If this sounds a bit confusing, that’s because it is. In sum, two racist decisions were the vehicle for overruling another one.
Just as racism can be a feature of the Unitary Executive Theory, denial of due process is a hallmark. Due process, the process that is due, includes the right to challenge the government’s case, to present favorable evidence and to receive a decision by an impartial judge.
No one on the plane to El Salvador, including a man named Kilmar Armando Abrego Garcia, had any due process. Mr. Abrego Garcia, originally from El Salvador, lives in Maryland, with his wife and their 5- year-old son, who has disabilities.
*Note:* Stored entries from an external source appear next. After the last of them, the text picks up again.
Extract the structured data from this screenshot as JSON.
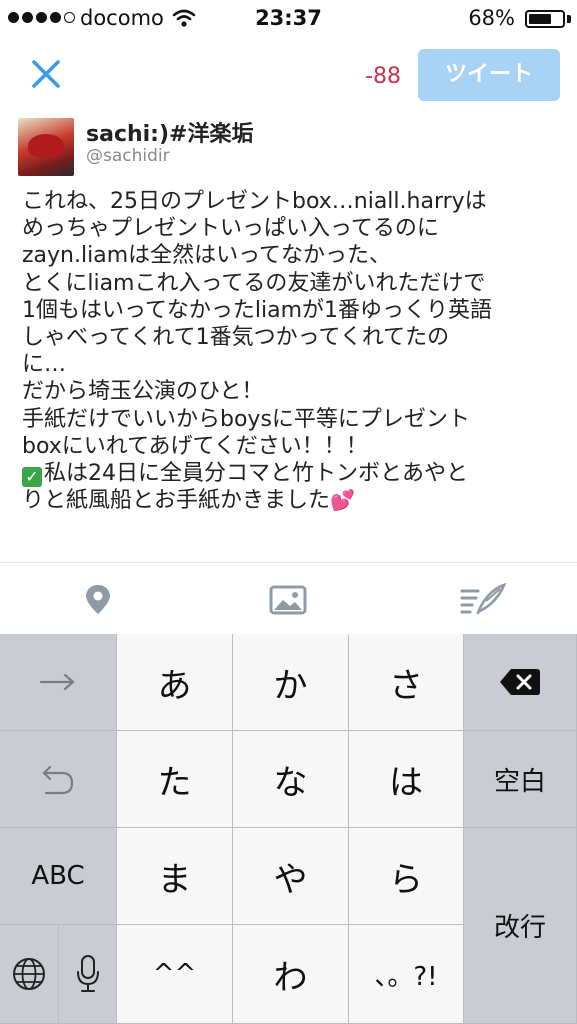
{
  "status_bar": {
    "carrier": "docomo",
    "time": "23:37",
    "battery": "68%",
    "battery_level": 0.68,
    "signal_bars": 4,
    "signal_max": 5
  },
  "nav": {
    "close_icon": "close-icon",
    "char_count": "-88",
    "tweet_label": "ツイート",
    "tweet_color": "#a9d3f5",
    "count_color": "#d1324a"
  },
  "compose": {
    "author_name": "sachi:)#洋楽垢",
    "author_handle": "@sachidir",
    "lines": [
      "これね、25日のプレゼントbox…niall.harryは",
      "めっちゃプレゼントいっぱい入ってるのに",
      "zayn.liamは全然はいってなかった、",
      "とくにliamこれ入ってるの友達がいれただけで",
      "1個もはいってなかったliamが1番ゆっくり英語",
      "しゃべってくれて1番気つかってくれてたの",
      "に…",
      "だから埼玉公演のひと！",
      "手紙だけでいいからboysに平等にプレゼント",
      "boxにいれてあげてください！！！"
    ],
    "last_line_1": "私は24日に全員分コマと竹トンボとあやと",
    "last_line_2": "りと紙風船とお手紙かきました"
  },
  "toolbar": {
    "icons": [
      "location-pin-icon",
      "photo-icon",
      "compose-draft-icon"
    ]
  },
  "keyboard": {
    "row1": [
      "→",
      "あ",
      "か",
      "さ"
    ],
    "row2": [
      "た",
      "な",
      "は"
    ],
    "space": "空白",
    "row3": [
      "ABC",
      "ま",
      "や",
      "ら"
    ],
    "return": "改行",
    "row4": [
      "^^",
      "わ",
      "、。?!"
    ]
  }
}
An earlier court order prohibited Abrego Garcia, an immigrant seeking asylum, from being deported to El Salvador. ICE shipped him there nonetheless, claiming “an administrative error.”
Later, in court, the administration argued that because he was in prison in El Salvador and not in U.S. custody, the federal judge had no jurisdiction to even consider his claims! But on April 4, federal judge Paula Xinis rejected the government’s arguments and ordered Garcia returned to the U.S. by April 7. That decision immediately raised the question, will Trump obey the court order?
In these dark times the lower federal courts have given us glimmers of light. It is far from certain that the Supreme Court will do the same. The case of the Venezuelans deported to El Salvador remains pending at the Supreme Court. Once again, we wait.
Bill Newman is a Northampton-based civil right attorney and co-host of Talk the Talk on WHMP.